I find it a bit amusing that we are now at the point where we can say "has everyone forgotten about" about Snowden revelations. When those came out, my reaction at the time was "has everyone forgotten about ECHELON?" https://en.wikipedia.org/wiki/ECHELON
Back in ...huh maybe late 2002, we were testing embedded machines for surveillance video streaming through the then new UMTS 3G system. So we had this very compact (there were no Raspberry PIs back then) Linux machine with its PCMCIA 3G card which would use ffmpeg to stream the video taken by a camera, to a nearby broadband connected PC having a fixed IP.
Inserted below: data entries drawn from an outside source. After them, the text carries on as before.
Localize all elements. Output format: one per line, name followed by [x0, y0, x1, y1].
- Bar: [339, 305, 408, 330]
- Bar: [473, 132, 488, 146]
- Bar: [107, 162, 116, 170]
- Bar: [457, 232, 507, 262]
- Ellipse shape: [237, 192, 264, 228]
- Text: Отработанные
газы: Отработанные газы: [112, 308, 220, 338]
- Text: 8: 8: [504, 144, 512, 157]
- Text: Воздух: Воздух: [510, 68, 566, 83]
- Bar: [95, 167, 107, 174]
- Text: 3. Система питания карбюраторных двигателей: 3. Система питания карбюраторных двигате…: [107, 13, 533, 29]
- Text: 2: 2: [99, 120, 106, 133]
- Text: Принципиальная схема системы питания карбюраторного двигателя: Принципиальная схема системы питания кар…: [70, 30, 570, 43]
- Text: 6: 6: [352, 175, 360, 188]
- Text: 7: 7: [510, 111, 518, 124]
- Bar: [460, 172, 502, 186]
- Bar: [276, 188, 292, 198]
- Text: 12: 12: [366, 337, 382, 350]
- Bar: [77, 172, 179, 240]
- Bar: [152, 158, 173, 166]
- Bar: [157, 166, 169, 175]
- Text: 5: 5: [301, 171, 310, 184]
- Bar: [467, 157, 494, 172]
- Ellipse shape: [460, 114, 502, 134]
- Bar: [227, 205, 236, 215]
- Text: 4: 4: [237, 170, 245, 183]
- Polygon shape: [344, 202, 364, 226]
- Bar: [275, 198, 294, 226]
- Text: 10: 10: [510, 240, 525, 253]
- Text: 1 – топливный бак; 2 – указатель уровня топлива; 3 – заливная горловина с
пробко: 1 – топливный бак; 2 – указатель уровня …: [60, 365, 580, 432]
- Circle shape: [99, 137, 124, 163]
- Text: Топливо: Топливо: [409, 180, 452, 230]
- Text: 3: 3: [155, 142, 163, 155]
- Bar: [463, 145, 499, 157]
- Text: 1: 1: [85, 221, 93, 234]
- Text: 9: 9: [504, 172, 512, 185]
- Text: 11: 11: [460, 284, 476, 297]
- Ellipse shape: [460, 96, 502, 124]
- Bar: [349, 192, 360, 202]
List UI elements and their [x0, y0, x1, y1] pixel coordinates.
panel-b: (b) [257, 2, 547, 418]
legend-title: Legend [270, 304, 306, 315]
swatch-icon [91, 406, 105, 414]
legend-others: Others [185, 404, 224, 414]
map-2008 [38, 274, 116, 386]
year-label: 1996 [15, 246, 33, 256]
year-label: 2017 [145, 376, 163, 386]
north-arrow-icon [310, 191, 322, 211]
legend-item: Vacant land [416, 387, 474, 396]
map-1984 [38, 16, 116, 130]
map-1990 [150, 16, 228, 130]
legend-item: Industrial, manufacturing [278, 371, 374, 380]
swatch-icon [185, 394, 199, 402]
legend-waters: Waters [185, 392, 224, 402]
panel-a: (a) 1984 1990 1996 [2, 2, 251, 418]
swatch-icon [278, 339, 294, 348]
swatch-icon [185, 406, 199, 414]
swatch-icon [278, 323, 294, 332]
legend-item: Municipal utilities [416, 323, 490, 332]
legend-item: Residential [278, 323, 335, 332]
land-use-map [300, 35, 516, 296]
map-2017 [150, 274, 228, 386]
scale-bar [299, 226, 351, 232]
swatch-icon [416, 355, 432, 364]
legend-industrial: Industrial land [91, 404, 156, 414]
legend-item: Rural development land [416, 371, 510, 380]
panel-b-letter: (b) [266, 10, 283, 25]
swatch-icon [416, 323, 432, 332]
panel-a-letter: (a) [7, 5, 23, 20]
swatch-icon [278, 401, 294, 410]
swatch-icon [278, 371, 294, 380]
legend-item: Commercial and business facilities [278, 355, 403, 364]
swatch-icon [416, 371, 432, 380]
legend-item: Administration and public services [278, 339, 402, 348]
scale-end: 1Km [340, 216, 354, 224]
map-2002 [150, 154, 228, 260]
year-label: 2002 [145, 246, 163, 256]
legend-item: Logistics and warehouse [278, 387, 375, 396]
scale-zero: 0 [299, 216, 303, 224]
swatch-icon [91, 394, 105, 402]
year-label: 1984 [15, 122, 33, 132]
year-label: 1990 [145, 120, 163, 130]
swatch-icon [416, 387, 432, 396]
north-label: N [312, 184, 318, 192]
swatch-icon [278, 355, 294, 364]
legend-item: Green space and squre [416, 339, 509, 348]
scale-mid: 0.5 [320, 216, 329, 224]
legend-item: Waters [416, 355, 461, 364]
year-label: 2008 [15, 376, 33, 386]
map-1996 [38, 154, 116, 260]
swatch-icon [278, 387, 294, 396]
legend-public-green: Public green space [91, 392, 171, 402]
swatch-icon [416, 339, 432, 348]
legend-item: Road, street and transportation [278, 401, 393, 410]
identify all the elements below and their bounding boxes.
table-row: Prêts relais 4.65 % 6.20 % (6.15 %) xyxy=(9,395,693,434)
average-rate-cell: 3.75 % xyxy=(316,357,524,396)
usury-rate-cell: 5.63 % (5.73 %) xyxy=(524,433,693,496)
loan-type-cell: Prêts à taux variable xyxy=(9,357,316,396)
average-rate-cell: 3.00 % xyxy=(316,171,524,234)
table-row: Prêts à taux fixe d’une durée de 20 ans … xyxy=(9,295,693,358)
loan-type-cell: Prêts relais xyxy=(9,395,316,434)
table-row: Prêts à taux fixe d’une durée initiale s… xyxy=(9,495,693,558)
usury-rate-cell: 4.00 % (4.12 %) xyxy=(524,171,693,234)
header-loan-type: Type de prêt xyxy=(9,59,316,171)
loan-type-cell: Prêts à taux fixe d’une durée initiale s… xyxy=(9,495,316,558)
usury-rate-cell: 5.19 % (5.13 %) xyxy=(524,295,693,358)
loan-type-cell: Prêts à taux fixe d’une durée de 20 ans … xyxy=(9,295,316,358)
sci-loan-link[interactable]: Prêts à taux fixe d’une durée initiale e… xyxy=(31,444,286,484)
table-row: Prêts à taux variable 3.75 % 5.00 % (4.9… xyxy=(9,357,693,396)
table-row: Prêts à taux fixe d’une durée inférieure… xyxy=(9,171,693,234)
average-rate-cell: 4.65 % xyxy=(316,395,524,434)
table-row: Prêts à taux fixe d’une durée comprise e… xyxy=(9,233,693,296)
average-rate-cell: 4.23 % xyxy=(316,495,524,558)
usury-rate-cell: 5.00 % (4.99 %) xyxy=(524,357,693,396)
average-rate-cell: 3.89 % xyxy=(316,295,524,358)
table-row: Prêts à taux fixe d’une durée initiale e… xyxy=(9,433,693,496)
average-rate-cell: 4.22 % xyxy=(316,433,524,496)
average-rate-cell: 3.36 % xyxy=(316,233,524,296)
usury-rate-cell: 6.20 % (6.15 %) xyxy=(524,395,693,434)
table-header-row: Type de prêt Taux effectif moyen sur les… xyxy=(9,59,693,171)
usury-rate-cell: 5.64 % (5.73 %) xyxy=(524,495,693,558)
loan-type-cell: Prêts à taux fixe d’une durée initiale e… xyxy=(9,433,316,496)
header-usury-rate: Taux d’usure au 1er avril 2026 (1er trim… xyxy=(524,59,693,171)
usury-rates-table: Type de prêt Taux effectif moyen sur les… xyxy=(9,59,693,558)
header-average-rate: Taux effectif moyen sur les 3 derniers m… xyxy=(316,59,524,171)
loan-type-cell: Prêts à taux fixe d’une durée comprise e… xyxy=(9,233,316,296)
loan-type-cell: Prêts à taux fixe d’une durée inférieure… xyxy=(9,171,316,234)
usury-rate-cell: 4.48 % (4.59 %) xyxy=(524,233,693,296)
Everything worked, but we were literally struggling to achieve low latencies because the application would have been in potentially life threatening scenarios; the customer had been very clear about the numbers: half a second maximum latency, not more. We were almost getting there, with some quality tradeoffs, still something was slowing us down, so we fired a traceroute to see the path traveled by our precious video packets, and the shock when we found that to reach a machine on the same bench they went through not one but two countries to get to London, and back.
We filed a detailed request to the carrier, which was our partner, to ask if there was something wrong with routing. We got no reply, other than realizing the following days that they had blocked ICMP and other things so that we couldn't use traceroute anymore.